Bradford transforms materials scavenged from the street into wall-sized
collages and installations that respond to the impromptu networks—
underground economies, migrant communities, or popular appropriation of
abandoned public space—that emerge within a city.
Cao Fei
✤ Cao Fei was born in Guangzhou, China in 1978. She earned a BFA from
Guangzhou Academy of Fine Arts in Guangzhou, China (2001). Cao Fei’s
work reflects the fluidity of a world in which cultures have mixed and
diverged in rapid evolution. Her video installations and new media works
explore perception and reality in places as diverse as a Chinese factory and
the virtual world of Second Life.
http://youtu.be/mgSVfKW2dn0
http://blip.tv/file/5024279/
Vija Celmins
✤ Vija Celmins was born in Riga, Latvia in 1938. Celmins immigrated to the
United States with her family when she was ten years old, settling in
Indiana.
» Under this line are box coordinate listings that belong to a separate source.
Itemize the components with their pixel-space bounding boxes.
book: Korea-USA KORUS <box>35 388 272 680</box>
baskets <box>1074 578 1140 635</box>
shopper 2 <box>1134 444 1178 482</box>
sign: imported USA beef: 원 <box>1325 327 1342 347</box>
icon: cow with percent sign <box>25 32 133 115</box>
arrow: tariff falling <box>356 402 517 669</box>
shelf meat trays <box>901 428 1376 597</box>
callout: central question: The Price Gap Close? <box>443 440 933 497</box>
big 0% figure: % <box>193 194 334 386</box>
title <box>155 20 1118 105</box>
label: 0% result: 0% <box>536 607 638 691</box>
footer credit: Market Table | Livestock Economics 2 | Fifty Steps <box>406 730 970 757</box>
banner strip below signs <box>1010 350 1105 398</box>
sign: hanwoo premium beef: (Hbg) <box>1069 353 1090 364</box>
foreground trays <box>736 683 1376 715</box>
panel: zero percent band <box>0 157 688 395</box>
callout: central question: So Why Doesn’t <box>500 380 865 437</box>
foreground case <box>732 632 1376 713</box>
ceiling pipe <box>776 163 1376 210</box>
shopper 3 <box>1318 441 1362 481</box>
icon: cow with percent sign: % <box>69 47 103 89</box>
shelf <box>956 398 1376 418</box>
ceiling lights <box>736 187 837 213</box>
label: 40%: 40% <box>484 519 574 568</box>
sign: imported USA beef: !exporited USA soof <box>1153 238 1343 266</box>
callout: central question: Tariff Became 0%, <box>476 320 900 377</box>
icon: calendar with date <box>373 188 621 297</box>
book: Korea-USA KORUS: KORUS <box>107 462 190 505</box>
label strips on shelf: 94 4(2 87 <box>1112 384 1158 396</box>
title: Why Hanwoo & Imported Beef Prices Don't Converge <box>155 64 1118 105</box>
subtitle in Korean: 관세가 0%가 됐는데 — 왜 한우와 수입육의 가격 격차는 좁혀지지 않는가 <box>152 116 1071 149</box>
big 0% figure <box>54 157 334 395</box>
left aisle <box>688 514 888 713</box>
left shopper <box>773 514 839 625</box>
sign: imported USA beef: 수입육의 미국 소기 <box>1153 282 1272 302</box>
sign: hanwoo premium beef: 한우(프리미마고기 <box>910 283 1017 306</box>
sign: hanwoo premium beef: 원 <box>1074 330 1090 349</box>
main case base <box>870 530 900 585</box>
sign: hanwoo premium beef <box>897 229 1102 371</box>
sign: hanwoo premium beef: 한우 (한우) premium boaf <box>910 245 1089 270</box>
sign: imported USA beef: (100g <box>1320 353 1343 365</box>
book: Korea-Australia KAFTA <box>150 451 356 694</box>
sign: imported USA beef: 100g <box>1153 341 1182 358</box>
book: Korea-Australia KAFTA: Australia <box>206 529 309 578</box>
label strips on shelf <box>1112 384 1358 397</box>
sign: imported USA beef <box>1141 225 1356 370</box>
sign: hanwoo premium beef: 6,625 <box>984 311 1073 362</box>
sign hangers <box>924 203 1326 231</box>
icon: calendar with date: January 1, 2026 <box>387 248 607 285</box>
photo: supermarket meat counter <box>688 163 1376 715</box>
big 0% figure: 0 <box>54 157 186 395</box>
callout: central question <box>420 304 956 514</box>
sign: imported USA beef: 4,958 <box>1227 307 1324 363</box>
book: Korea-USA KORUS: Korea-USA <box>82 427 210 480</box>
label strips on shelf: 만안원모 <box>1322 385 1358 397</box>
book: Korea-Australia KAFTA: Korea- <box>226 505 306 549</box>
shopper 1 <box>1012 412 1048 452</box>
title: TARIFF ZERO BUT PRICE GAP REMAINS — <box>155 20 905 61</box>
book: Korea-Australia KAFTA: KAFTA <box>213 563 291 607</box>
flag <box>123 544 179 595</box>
She received a BFA from the John Herron Institute in Indianapolis,
and later earned her MFA in painting from the University of California, Los
Angeles. Celmins received international attention early on for her renditions
of natural scenes—often copied from photographs that lack a point of
reference, horizon, or discernable depth of field.
Mark Dion
✤ Mark Dion was born in New Bedford, Massachusetts in 1961. He received a
BFA (1986) and an honorary doctorate (2003) from the University of Hartford
School of Art, Connecticut. Dion’s work examines the ways in which
dominant ideologies and public institutions shape our understanding of
history, knowledge, and the natural world. The job of the artist, he says, is to
go against the grain of dominant culture, to challenge perception and
convention.
Pepon Osorio
✤ Pepón Osorio, best known for large-scale installations, was born in Santurce,
Puerto Rico, in 1955. He was educated at the Universidad Inter-Americana in
Puerto Rico and Herbert H. Lehman College in New York, and received an MA
from Columbia University in 1985. Osorio’s pieces, influenced by his
experience as a social worker in The Bronx, usually evolve from an
interaction with the neighborhoods and people among which he is working.
Sally Mann
✤ Sally Mann was born in 1951 in Lexington, Virginia, where she continues to
live and work. She received a BA from Hollins College in 1974, and an MA in
writing from the same school in 1975. Her early series of photographs of her
three children and husband resulted in a series called “Immediate Family.” In
her recent series of landscapes of Alabama, Mississippi, Virginia, and
Georgia, Mann has stated that she “wanted to go right into the heart of the
deep dark South.”
James Turrell
✤ James Turrell was born in Los Angeles in 1943. His undergraduate studies at
Pomona College focused on psychology and mathematics; only later, in
graduate school, did he pursue art. He received an MFA in art from the
Claremont Graduate School in Claremont, California. Turrell’s work involves
explorations in light and space that speak to viewers without words,
impacting the eye, body, and mind with the force of a spiritual awakening.
Ellen Gallagher
✤ Ellen Gallagher was born in Providence, Rhode Island, in 1965, and lives and works in New York and Rotterdam, Holland. She attended Oberlin College and the School of the Museum of Fine Arts, Boston. Repetition and revision are central to Gallagher’s treatment of advertisements that she appropriates from popular magazines like “Ebony,” “Our World,” and “Sepia” and uses in works like “eXelento” (2004) and “DeLuxe” (2004-05). Initially, Gallagher was drawn to the wig advertisements because of their grid-like structure.
Pierre Huyghe
✤ Pierre Huyghe was born in 1962 in Paris, France. He attended the École
Nationale Supérieure des Arts Décoratifs, Paris (1982-85). Employing folly,
leisure, adventure, and celebration in creating art, Huyghe’s films,
installations, and public events range from a small town parade to a puppet
theater, from a model amusement park to an expedition to Antarctica. By
filming staged scenarios—such as a re-creation of the true-life bank robbery
featured in the movie “Dog Day Afternoon”—Huyghe probes the capacity of
cinema to distort and ultimately shape memory.